Ia juga memaparkan, meskipun di dalam Undang-Undang (UU) Kesehatan yang baru tidak ada peran organisasi profesi disebutkan, baik di dalam proses pendidikan maupun pelayanan, tetapi ini menjadi sebuah perhatian yang berkaitan dengan kesejawatan yang ada dalam profesi dokter.
“Peran-peran yang kita lakukan dalam konteks (perundungan) itu yang tertuang di kode etik kedokteran, dan apa yang ada dalam sumpah dokter, sehingga proses-proses seperti yang sudah dilakukan adalah bagian dari kita sebagai tugas organisasi profesi untuk melindungi sejawatnya,” tuturnya.

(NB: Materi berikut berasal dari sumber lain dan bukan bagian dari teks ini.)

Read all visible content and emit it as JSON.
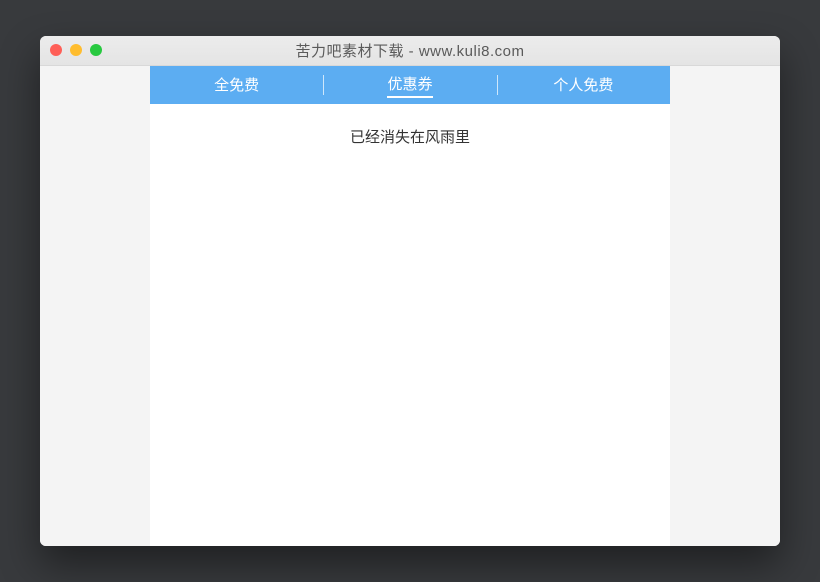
{
  "window": {
    "title": "苦力吧素材下载 - www.kuli8.com"
  },
  "tabs": [
    {
      "label": "全免费",
      "active": false
    },
    {
      "label": "优惠券",
      "active": true
    },
    {
      "label": "个人免费",
      "active": false
    }
  ],
  "content": {
    "text": "已经消失在风雨里"
  }
}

Ia juga menekankan bahwa setiap institusi pendidikan dokter dan dokter spesialis harus memiliki saluran siaga (hotline) yang terakses langsung kepada Kementerian Pendidikan, Kebudayaan, Riset dan Teknologi (Kemendikbudristek) sebagai pengelola pendidikan, Kementerian Kesehatan, juga pada dekan di setiap fakultas kedokteran.

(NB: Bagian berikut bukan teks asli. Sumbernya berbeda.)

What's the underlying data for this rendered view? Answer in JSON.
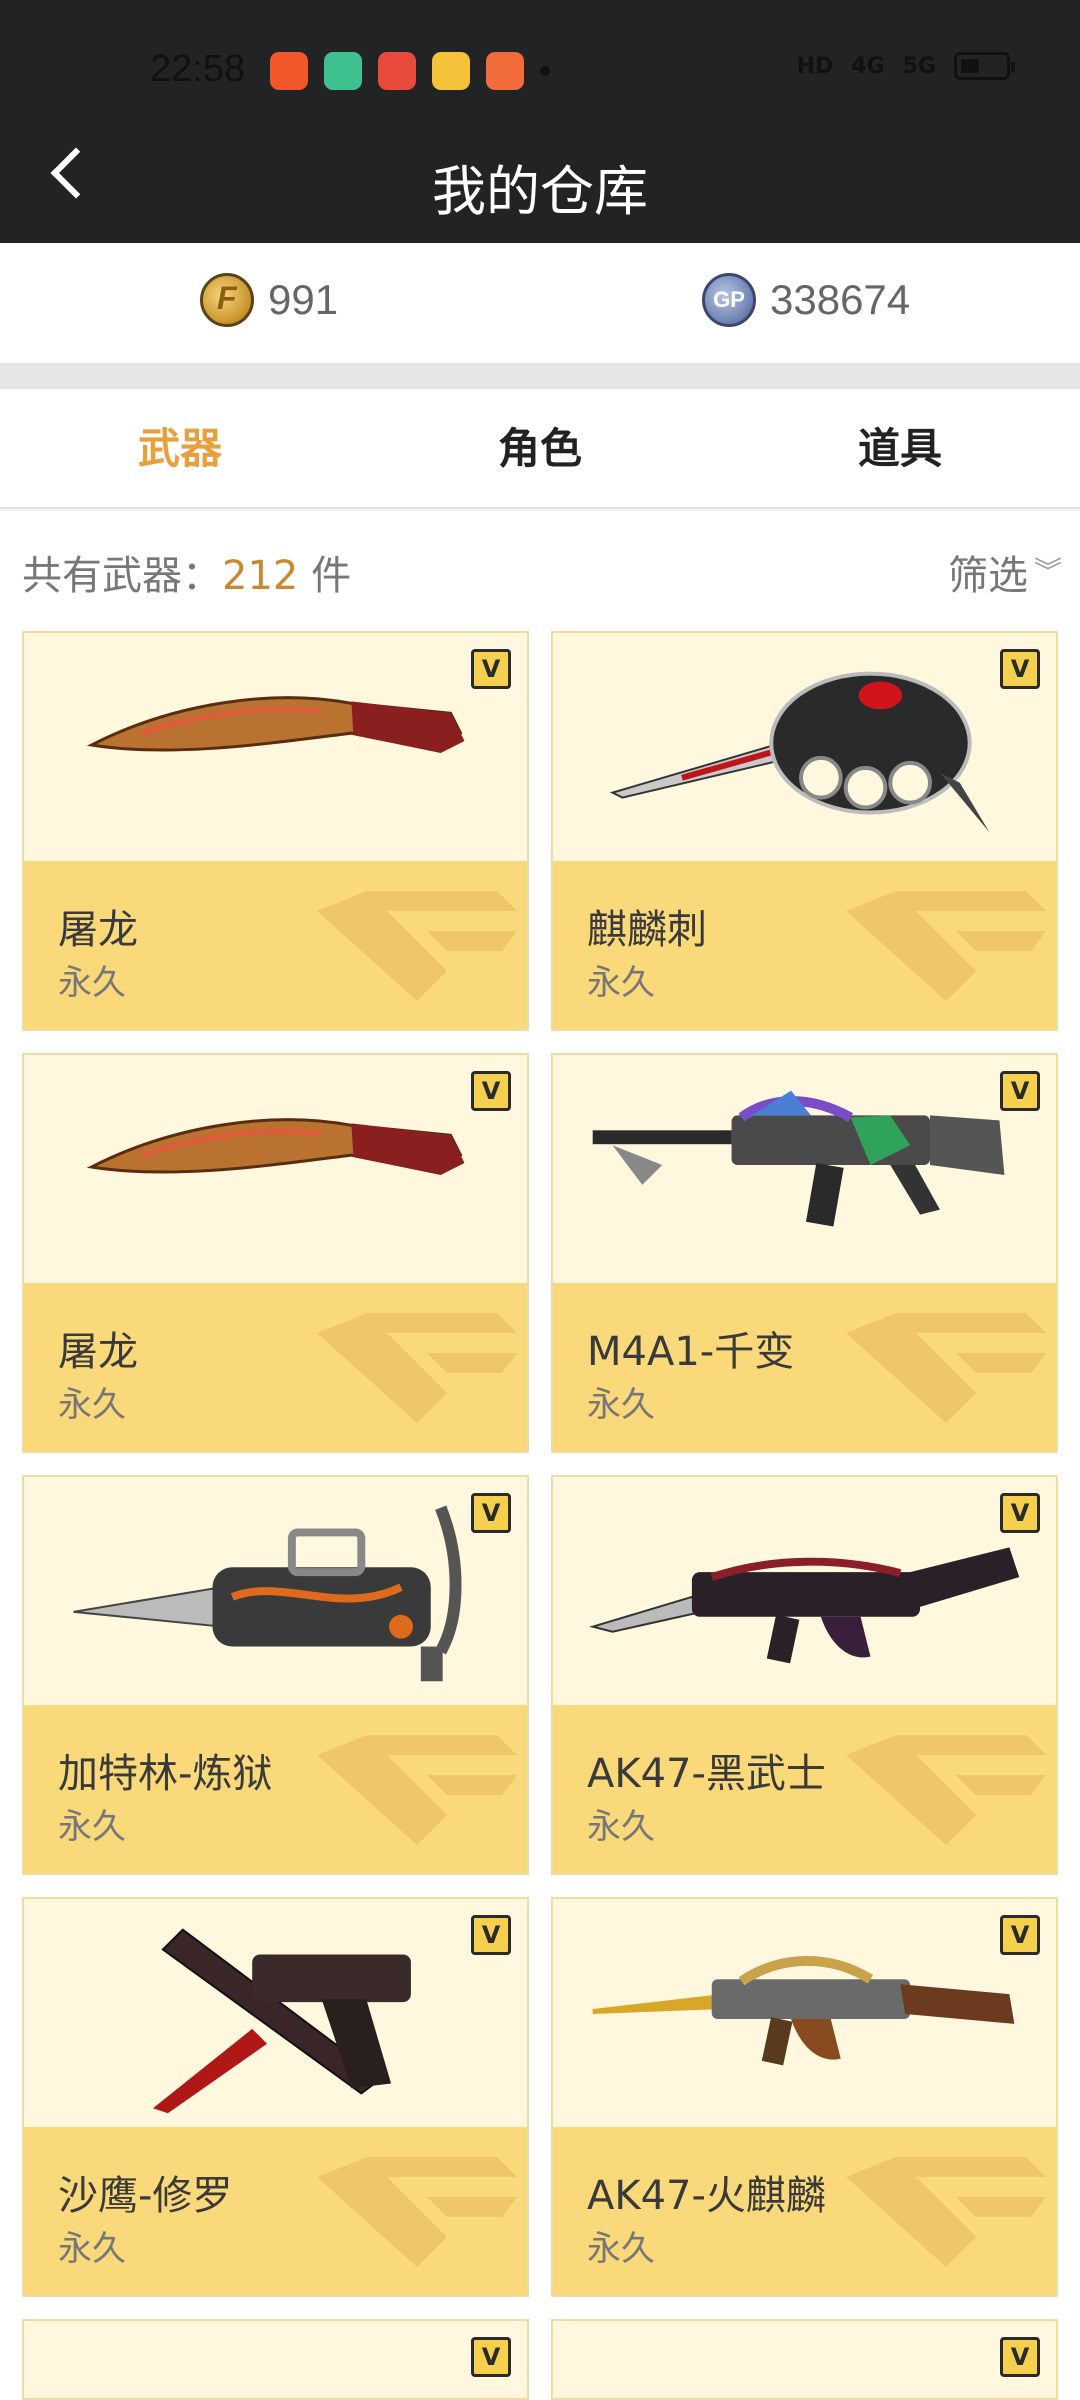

Adib juga menegaskan, apabila ada dokter residen yang menjadi korban, maka IDI siap menempuh advokasi agar mereka bisa tetap melanjutkan pendidikan spesialis.
Sebelumnya, Kementerian Kesehatan (Kemenkes) juga telah meluncurkan dua akses pelaporan praktik perundungan untuk memberikan perlindungan kepada korban.